Themes: Digital Libraries

What do we mean by digital libraries?

Libraries are a key component of the information infrastructure which underpins modern life. The provide a essential resource for the public and the specialist for reference and for research.

However, the environment for libraries is changing. The cost of buying and archiving books and journals is increasing, and the amount of space required to provide physical collections based on paper is becoming so great that only a few national collections can accommodate more than a fraction of the total output. At the same time, the use of digital media has enabled the production of material electronically economically and with much smaller space constraints. at the same time the near universal availability of high-speed networks with the WWW has revolutionised the distribution and access of information resources to anywhere in the world. Together these givce an opportunity to reinvent the library as a digital library, a library which is largely defined by its provision of resources using digital media, and providing online access to those resources.
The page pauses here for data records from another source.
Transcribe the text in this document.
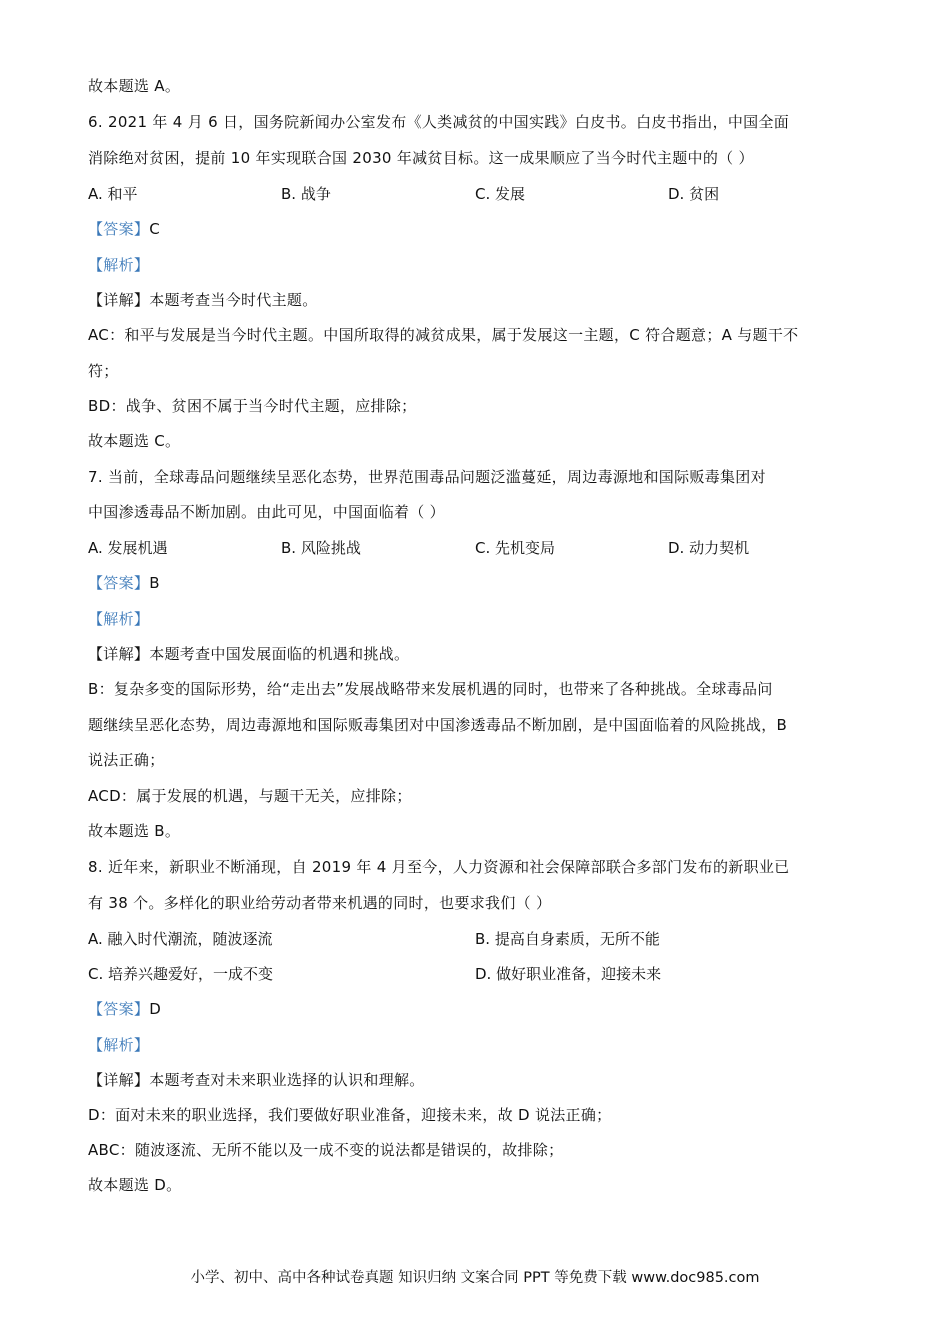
故本题选 A。
6. 2021 年 4 月 6 日，国务院新闻办公室发布《人类减贫的中国实践》白皮书。白皮书指出，中国全面
消除绝对贫困，提前 10 年实现联合国 2030 年减贫目标。这一成果顺应了当今时代主题中的（ ）
A. 和平	B. 战争	C. 发展	D. 贫困
【答案】C
【解析】
【详解】本题考查当今时代主题。
AC：和平与发展是当今时代主题。中国所取得的减贫成果，属于发展这一主题，C 符合题意；A 与题干不
符；
BD：战争、贫困不属于当今时代主题，应排除；
故本题选 C。
7. 当前，全球毒品问题继续呈恶化态势，世界范围毒品问题泛滥蔓延，周边毒源地和国际贩毒集团对
中国渗透毒品不断加剧。由此可见，中国面临着（ ）
A. 发展机遇	B. 风险挑战	C. 先机变局	D. 动力契机
【答案】B
【解析】
【详解】本题考查中国发展面临的机遇和挑战。
B：复杂多变的国际形势，给“走出去”发展战略带来发展机遇的同时，也带来了各种挑战。全球毒品问
题继续呈恶化态势，周边毒源地和国际贩毒集团对中国渗透毒品不断加剧，是中国面临着的风险挑战，B
说法正确；
ACD：属于发展的机遇，与题干无关，应排除；
故本题选 B。
8. 近年来，新职业不断涌现，自 2019 年 4 月至今，人力资源和社会保障部联合多部门发布的新职业已
有 38 个。多样化的职业给劳动者带来机遇的同时，也要求我们（ ）
A. 融入时代潮流，随波逐流	B. 提高自身素质，无所不能
C. 培养兴趣爱好，一成不变	D. 做好职业准备，迎接未来
【答案】D
【解析】
【详解】本题考查对未来职业选择的认识和理解。
D：面对未来的职业选择，我们要做好职业准备，迎接未来，故 D 说法正确；
ABC：随波逐流、无所不能以及一成不变的说法都是错误的，故排除；
故本题选 D。
小学、初中、高中各种试卷真题 知识归纳 文案合同 PPT 等免费下载 www.doc985.com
Digital libraries also offer the opportunity for the library to reconsider its function. Traditionally, libaries have collected publications generated by publishers, and catalogued them so that they can be retrieved in a systematic fashion. In a university or research organisation, they have typically supplied subject specialists to assist users to find the relevant resources. In a world of digital libraries, this function can be reconsidered, and two major functions are now possible:Information gathering, and Information Publication

Information gathering.

This is the traditional role of the library; gathering and cataloguing resources for archiving and use by the users of the library.

This traditional role remains, but with a change of emphasis away from the storage and cataloguing of physical resources, to the provision of access to reources (they are not necessarily physically moved) and the addition of electronic, searchable catalogues so that users can electronically locate the relevant resources.

For information gathering in digital libraries, the major issue is how to locate material from amongst the very large amount available either in free or subscription repositories, those which are most relevant to the users in the organisation; that is how to narrow down the search accurately to provide the most relevant and only the most relevant publications.

Information publishing.

The library also has the opportunity of becoming the channel by which the organisation disseminates its results to the world.

In this role, the library takes on one of the traditional roles of the publisher in spreading the word of the output of the organisation. Publishers will certainly likely to continue to play their role, typically as a mark of quality through peer review. But through movements such as the Open Archive Initiative http://www.openarchives.org/, institutes are increasing preserving and disseminating their own publications.

For information publishing via libraries, the main issue is how to provide information on the publications stored in the institutional repository so that they can be accessed by the maximum number of the relevant readership (for example typically for research publications this would be other researchers in the field; for other publications there is also the most relevant target audience. Thus the problem is one of providing accurate catalogue data which can be searched by other users and their agents.

How does the semantic web help?

The key aspect for the Digital Library community is the provision of shared catalogues which can be published and browsed. This requires the use of common metadata to describe the fields of the catalogue, (such as author, title, date, publisher); and common controlled vocabulary to allow subject indentifiers to be assigned to publications.

By publishing controlled vocabularies in one place, which can then be accessed by all users across the Web, then library catalogues can use the same web-accessible vocabularies to catalogue their publications, marking them using the most relevant terms from the most relevant thesauri for the domain of interest. Then search engines can use the same vocabularies to control and refine their search to ensure that the most relevant items of information are returned to the user.

The semantic web offers relevant standards and approaches that can help with these problems. It offers open standards that can enable vendor neutral solutions, it offers a useful flexibility (structured and semi-structured, formal and informal, open extensibility) and it helps to support decentralized solutions where that is appropriate. Thus RDF can be used as a common interchange format for catalogue metadata and shared vocabulary, which can be used by all libraries and search engines across the Web.

Whilst other formats can be used as well, RDF does have some advantages. It is a generic open standard whereas many alternatives are either proprietary or specific to a particular domain. It standardizes the data model (together with a serialization syntax) whereas alternatives such as direct use of XML focus on the document syntax. By breaking down information into small independent units (triples) and using global identifiers for all objects/properties/types (URIs) it becomes possible to integrate information from several sources by simply concatenating the sets of the triples and following the new relations. The data model is sufficiently simple and makes sufficiently few assumptions that it be used to express both structured and semi-structured data making integration across heterogeneous sources more straightforward.

SWADE resources relevant to this problem

Thesaurus formats and demonstrators

The main place to begin for the Digital Library community in the SWAD-Europe project is the SWAD-Europe Thesaurus Activity. Here, we provide a set of standard formats and tools for describing controlled vocabularies and classifications called the Simple Knowledge Organistion System (SKOS). We also provide some sample thesauri which use these formats, and some demonstration software to allow people and programs to browse and select terms from a thesuaus across the web.